The situation was one that made for terror. To be alone with a wounded man, his hurt undressed, to hear his delirium and not to know whether he might not die any minute— this would have been enough to cause apprehension. Add to it the darkness, her deep interest in him, the struggle of her soul, and the dread of unseen murder stalking in the silent night.

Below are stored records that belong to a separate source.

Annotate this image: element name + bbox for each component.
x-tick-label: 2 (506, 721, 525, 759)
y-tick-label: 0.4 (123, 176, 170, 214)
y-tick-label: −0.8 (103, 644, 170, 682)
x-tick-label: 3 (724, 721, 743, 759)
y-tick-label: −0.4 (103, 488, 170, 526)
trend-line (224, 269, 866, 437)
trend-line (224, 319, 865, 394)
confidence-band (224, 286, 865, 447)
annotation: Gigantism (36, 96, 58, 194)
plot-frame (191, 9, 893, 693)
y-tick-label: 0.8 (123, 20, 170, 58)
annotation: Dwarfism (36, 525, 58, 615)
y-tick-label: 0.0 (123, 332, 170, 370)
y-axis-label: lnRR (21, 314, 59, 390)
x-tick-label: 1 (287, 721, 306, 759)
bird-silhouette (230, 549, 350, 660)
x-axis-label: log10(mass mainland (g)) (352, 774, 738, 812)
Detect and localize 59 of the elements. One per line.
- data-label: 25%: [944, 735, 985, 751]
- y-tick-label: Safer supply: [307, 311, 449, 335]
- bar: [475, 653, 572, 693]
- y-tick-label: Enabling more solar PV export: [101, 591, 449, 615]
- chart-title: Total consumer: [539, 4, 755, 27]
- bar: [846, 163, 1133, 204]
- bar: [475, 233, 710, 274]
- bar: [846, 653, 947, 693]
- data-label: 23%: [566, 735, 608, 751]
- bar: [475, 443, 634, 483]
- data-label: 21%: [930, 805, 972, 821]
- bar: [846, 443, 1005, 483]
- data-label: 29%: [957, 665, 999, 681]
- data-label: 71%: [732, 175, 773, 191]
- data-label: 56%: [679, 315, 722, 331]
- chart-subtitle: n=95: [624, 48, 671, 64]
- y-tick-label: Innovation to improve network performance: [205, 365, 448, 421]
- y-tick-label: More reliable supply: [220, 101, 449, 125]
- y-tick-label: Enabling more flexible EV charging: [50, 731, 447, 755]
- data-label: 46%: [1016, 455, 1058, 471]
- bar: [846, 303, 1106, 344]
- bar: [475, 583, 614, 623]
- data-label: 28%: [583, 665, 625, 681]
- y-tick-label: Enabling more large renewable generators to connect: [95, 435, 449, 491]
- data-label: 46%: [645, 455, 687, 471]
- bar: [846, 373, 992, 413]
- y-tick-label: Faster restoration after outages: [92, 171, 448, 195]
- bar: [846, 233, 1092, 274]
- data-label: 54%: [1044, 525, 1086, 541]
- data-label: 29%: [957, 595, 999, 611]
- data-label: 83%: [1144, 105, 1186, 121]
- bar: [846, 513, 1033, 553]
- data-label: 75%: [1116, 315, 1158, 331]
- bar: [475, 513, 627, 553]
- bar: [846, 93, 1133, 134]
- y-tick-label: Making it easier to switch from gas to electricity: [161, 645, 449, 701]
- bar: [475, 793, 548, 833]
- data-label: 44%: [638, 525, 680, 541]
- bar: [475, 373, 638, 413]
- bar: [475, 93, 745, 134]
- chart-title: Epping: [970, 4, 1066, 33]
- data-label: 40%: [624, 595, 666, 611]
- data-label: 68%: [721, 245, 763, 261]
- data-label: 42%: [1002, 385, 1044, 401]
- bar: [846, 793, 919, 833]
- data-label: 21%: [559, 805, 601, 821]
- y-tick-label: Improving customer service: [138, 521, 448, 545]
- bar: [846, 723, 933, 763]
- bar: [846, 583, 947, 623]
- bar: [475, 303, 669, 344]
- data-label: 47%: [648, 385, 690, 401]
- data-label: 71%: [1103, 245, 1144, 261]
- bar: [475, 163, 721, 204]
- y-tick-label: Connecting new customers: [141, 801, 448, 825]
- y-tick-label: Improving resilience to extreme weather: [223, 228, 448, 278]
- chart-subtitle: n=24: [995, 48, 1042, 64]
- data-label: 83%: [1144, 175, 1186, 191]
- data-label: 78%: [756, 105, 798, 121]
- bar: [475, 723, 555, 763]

Though her thought was of him, it was not wholly upon him. She sat where she could watch the window, Dick’s revolver in another chair beside her. It was a still, starry night, and faintly she could see the hazy purple, mountain line. Somewhere beneath those uncaring stars was the man who had done this awful thing. Was he far, or was he near? Would he come to make sure he had not failed? Her fearful heart told her that he would come.

She must have fought her fears nearly an hour before she heard the faintest of sounds outside. Her hand leaped to the revolver. She sat motionless, listening, with nerves taut.